Bug 15055

Summary: Soft NFS mounts can deadlock
Product: Base System Reporter: iedowse <iedowse>
Component: kernAssignee: freebsd-bugs (Nobody) <bugs>
Status: Closed FIXED    
Severity: Affects Only Me    
Priority: Normal    
Version: 3.3-STABLE   
Hardware: Any   
OS: Any   
Attachments:
Description Flags
file.diff none

Description iedowse 1999-11-23 03:00:01 UTC
	Under certain circumstances it is possible for multiple processes
	to reach a deadlock situation when accessing a soft-mount NFS
	filesystem. This problem is triggered when the NFS server becomes
	unavailable for a time, but the processes remain deadlocked even
	after the server comes back. If the mount is also interruptable
	(NFSMNT_INT or -i), then recovery is possible by killing some of
	the affected processes; otherwise a reboot is necessary.

	This problem results from an interaction between the NFS congestion
	window mechanism, and the way that soreceive()'s on the NFS socket
	are serialised.

	When the NFS server becomes unavailable and there are outstanding
	requests (new or old), the NFS congestion window quickly shrinks
	back to 1 RPC. Requests then fall into two catagories: (a) those
	that managed to get in and send a request before the window closed
	up (R_SENT flag set); and (b) those that missed the window, so are
	waiting for nfs_timer() to transmit their requests later.

	The deadlock occurs when a process with a category (b) request gets
	the receive lock, and subsequently all type (a) requests time out.
	No type (a) requests are transmitted since they have all timed
	out, and the congestion window disallows transmitting type (b)
	requests. The process holding the receive lock will not release it
	until it receives a NFS reply (for any request), but since there
	are no requests being transmitted, this never happens. The timed-
	out requests don't complete either since their processes are all
	waiting for the receive lock!

	If the mount is interruptable, then killing the type (b) process
	that currently holds the receive lock will release it. Then all
	the type (a) processes notice that their requests have timed out,
	and return.

Fix: Apply the following patch to sys/nfs/nfs_socket.c. This causes
	the count of outstanding requests to be decremented as soon as
	a request is marked as timed-out. When all type (a) requests
	have timed out, the congestion window will allow another request
	to be transmitted, so the deadlock is avoided.

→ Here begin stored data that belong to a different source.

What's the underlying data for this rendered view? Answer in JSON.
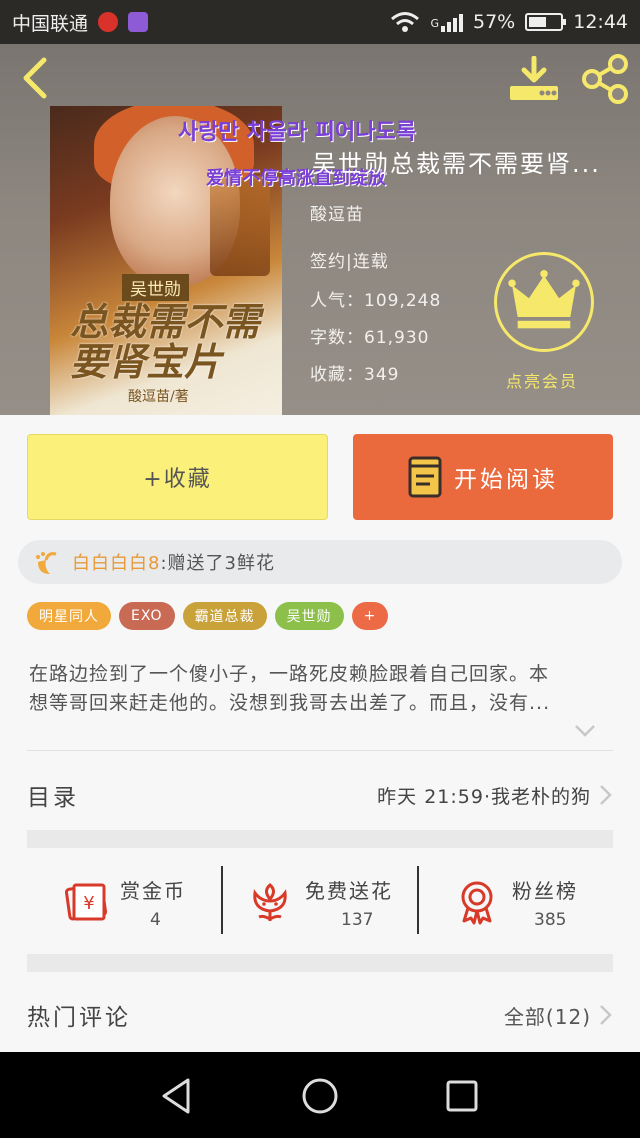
{
  "status_bar": {
    "carrier": "中国联通",
    "network": "G",
    "battery_text": "57%",
    "battery_level": 0.57,
    "time": "12:44"
  },
  "book": {
    "title": "吴世勋总裁需不需要肾...",
    "author": "酸逗苗",
    "status": "签约|连载",
    "popularity": "人气：109,248",
    "word_count": "字数：61,930",
    "favorites": "收藏：349",
    "vip_label": "点亮会员"
  },
  "cover": {
    "korean_overlay": "사랑만 차올라 피어나도록",
    "chinese_overlay": "爱情不停高涨直到绽放",
    "name_tag": "吴世勋",
    "big_title": "总裁需不需要肾宝片",
    "author_line": "酸逗苗/著"
  },
  "actions": {
    "favorite_label": "+收藏",
    "read_label": "开始阅读"
  },
  "gift": {
    "user": "白白白白8",
    "text": ":赠送了3鲜花"
  },
  "tags": [
    {
      "label": "明星同人",
      "color": "#f0a93a"
    },
    {
      "label": "EXO",
      "color": "#c96a55"
    },
    {
      "label": "霸道总裁",
      "color": "#c9a23a"
    },
    {
      "label": "吴世勋",
      "color": "#8cc04a"
    },
    {
      "label": "+",
      "color": "#ec6a45"
    }
  ],
  "description": {
    "line1": "在路边捡到了一个傻小子，一路死皮赖脸跟着自己回家。本",
    "line2": "想等哥回来赶走他的。没想到我哥去出差了。而且，没有..."
  },
  "catalog": {
    "label": "目录",
    "latest": "昨天 21:59·我老朴的狗"
  },
  "stats": [
    {
      "name": "赏金币",
      "value": "4"
    },
    {
      "name": "免费送花",
      "value": "137"
    },
    {
      "name": "粉丝榜",
      "value": "385"
    }
  ],
  "comments": {
    "label": "热门评论",
    "all": "全部(12)"
  },
  "colors": {
    "accent_red": "#d83a2a",
    "read_button": "#ea6a3e",
    "favorite_button": "#fbf07a",
    "vip_gold": "#f5e86a"
  }
}
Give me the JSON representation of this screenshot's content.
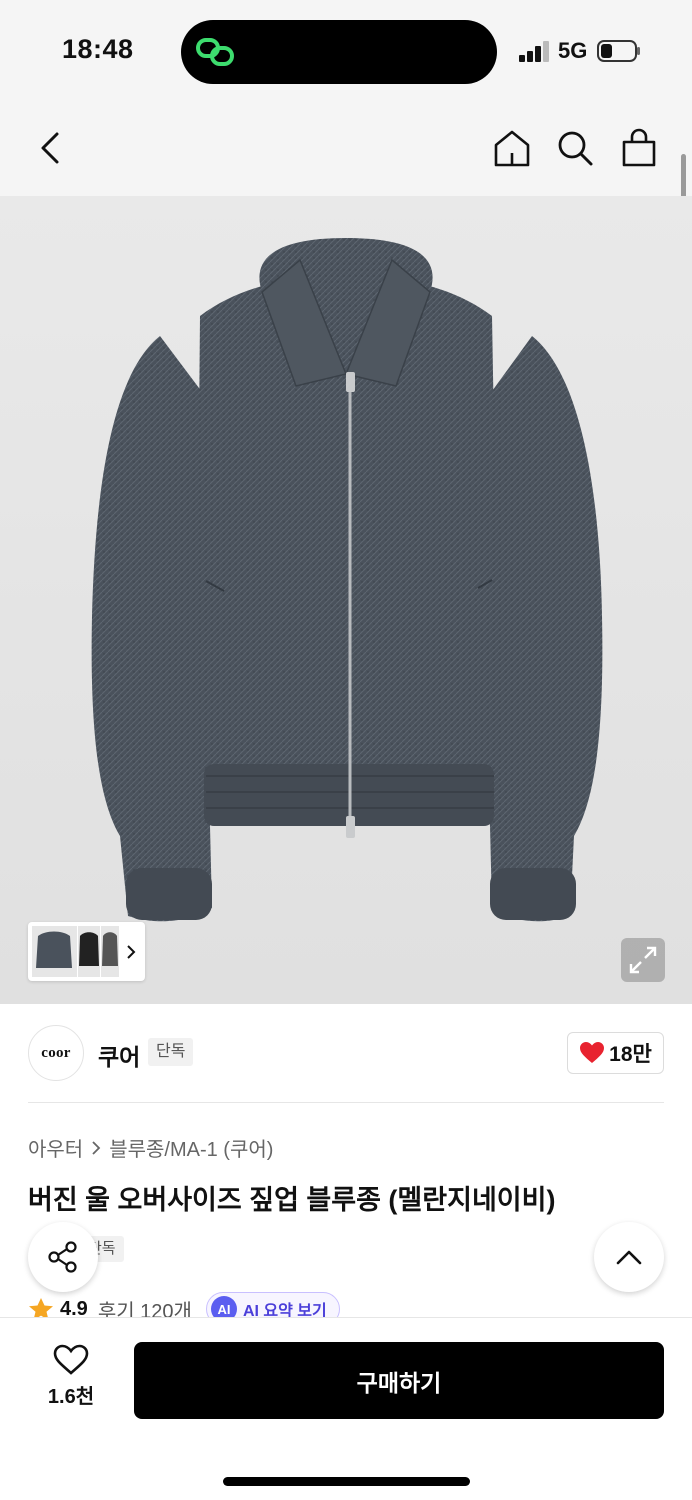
{
  "status_bar": {
    "time": "18:48",
    "network": "5G",
    "battery_icon": "battery-low-icon",
    "signal_icon": "cellular-signal-icon",
    "island_app_icon": "link-chain-icon",
    "island_app_color": "#3ddc6e"
  },
  "nav": {
    "back_icon": "chevron-left-icon",
    "home_icon": "home-icon",
    "search_icon": "search-icon",
    "cart_icon": "shopping-bag-icon"
  },
  "hero": {
    "image": "jacket-photo",
    "thumbnail_next_icon": "chevron-right-icon",
    "expand_icon": "expand-icon"
  },
  "brand": {
    "logo_text": "coor",
    "name": "쿠어",
    "tag": "단독",
    "like_icon": "heart-filled-icon",
    "like_count": "18만",
    "like_color": "#e8232f"
  },
  "product": {
    "breadcrumb": [
      "아우터",
      "블루종/MA-1 (쿠어)"
    ],
    "breadcrumb_separator_icon": "chevron-right-icon",
    "title": "버진 울 오버사이즈 짚업 블루종 (멜란지네이비)",
    "tag": "단독",
    "rating": "4.9",
    "rating_icon": "star-icon",
    "rating_color": "#f5a623",
    "reviews": "후기 120개",
    "ai_badge": "AI",
    "ai_label": "AI 요약 보기",
    "share_icon": "share-icon",
    "scroll_top_icon": "chevron-up-icon"
  },
  "bottom_bar": {
    "wish_icon": "heart-outline-icon",
    "wish_count": "1.6천",
    "buy_label": "구매하기"
  }
}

	Note that while this patch solves the deadlock problem, the code
	still does not guarantee that a process will be made aware quickly
	that its request has timed out. That would require nfs_timer() to
	set some flag in the nfsmount struct, instructing the current holder
	of the receive lock to release it as soon as possible. I'm not sure
	that such a mechanism would be worth the effort. With this patch the
	process will find out eventually (it doesn't need to wait for the
	server to come back) about a timeout, and all waiting processes will
	respond quickly when the server does return.
How-To-Repeat: 
	mount -o -s,-i someserver:/fs /mnt
	
	# Lots of accesses to push down the NFS RTT estimates
	find /mnt -print > /dev/null

	#  *** Disconnect the server from the client ***

	# Make some type (a) processes
	ls -l /mnt &; ls -l /mnt &; ls -l /mnt &; ls -l /mnt &
	sleep 5
	# Now that the congestion window has closed these will be type (b)
	df /mnt &; df /mnt &; df /mnt &; df /mnt &

	Then wait for a few 'nfs server not responding' errors, and wait
	for the NFS traffic to stop completely with one of the df processes
	waiting on 'sbwait'. When this happens, reconnecting the server
	will not unwedge the processes, but killing the df in 'sbwait' will.
Comment 1 Matt Dillon freebsd_committer freebsd_triage 1999-12-13 04:25:41 UTC
State Changed
From-To: open->closed

Patch committed to -current and am expecting permission to MFC to -stable.